Samstag, 21. Oktober 2023

Tourtag 13 Pleneuf Val de Andres - Saint-Brieuc






Am kommenden Morgen beim Frühstück plante ich organisatorisch die noch ausstehenden Strecken. Busverkehr, die Länge der Strecke, Dauer. Es war eng. Der erste Bus würde mich erst gegen 13.00h Mittags nach Pleneuf-val de Andres bringen, wie ich feststellte. Von Saint-Brieuc aus zu starten, war riskant. Denn es gab keine Möglichkeit abends mit dem Bus zurückzukehren. 
Ich überlegte zunehmend, ob ich lieber die knapp 40 Kilometer komplett gehen sollte, sprich mit dem erwähnten Mittagsbus nach Pleneuf zu fahren, um von dort aus zu starten. Vierzig Kilometer daher, da ich mein Nachtquartier inmitten der Stadt hatte, kein Lager wie sonst am direkten Küstenweg.
Und ehrlich gesagt, da war sie auf Anhieb, diese gewisse Gier, das Unmögliche möglich zu machen. Körperlich war ich doch fit. Ich hatte bis auf wenig Proviant und Wasser nichts zu tragen. Dazu reizte es mich gedanklich sehr, etwas auszuprobieren, was ich so noch nicht machte. Dieses nicht wissen, wie lange ich unterwegs sein werde. Eine Challenge für den eigenen Körper, für die eigene Seele. Zum anderen war klar, das ich bei Erfolg einen Ruhetag danach mehr haben würde. Und das in Saint-Brieuc mit garantierter Partytime, beziehungsweise mit vielen Musikveranstaltungen über Pfingsten.
Ich überlegte gar nicht lange weiter. Ich stellte etwas Proviant zusammen, etwas zu trinken und nach dem aufladen der Batterien sollte es los gehen.
Ich erwähnte noch nicht, das mir der Campingplatz Besitzer einen Raum mit Stromanschlüssen zuwies, da ich ja wie beschrieben irgendwo am Wegrand auf einer Wiese mein Zelt aufstellen musste. So hatte ich Vorzüge, um bequem zu sitzen und Stromanschluss wie auch Küchengeräte nutzen zu können. Viele Plätze haben Aufenthaltsräume, damit man sich bei anhaltenden Regen dort drin aufhalten kann, oder damit Kinder sich mit Spielen beschäftigen können.
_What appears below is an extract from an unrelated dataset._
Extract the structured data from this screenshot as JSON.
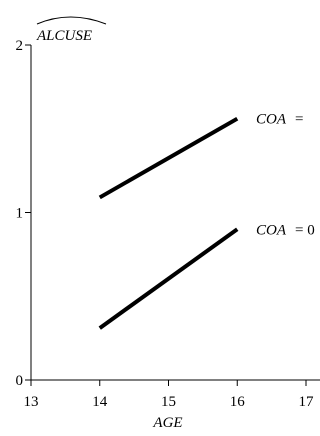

Und wieder fuhr ich wie an dem vergangenen Samstag bei meiner Ankunft mit dem Bus nach Pleneuf. Diesmal schon mit dem Ausstieg am Marktplatz, nicht weit entfernt von der Strandpromenade. Es war zirka 15.00h, wo ich mich auf eine lange Tour aufmachte, mit ungewissem Ausgang, mit den Aufgaben die Tour schaffen zu müssen, und währenddessen die Küstenlandschaft zu genießen. Ihr glaubt gar nicht, was das für Gefühle sind, wenn man an einem Punkt startet, nicht wissend wie lange es dauern wird, nicht wissend, welches Ende es nehmen wird, aber im tiefen Inneren aus Erfahrung weiß, welch mögliche geile Strecke mit unbekannten Ausgang es sein wird. Es ging wieder in Richtung Strand, diesmal in Richtung Süden. Von da an wanderte ich den gesamten Nachmittag und den folgenden Abend entlang der Baie de Saint-Brieuc.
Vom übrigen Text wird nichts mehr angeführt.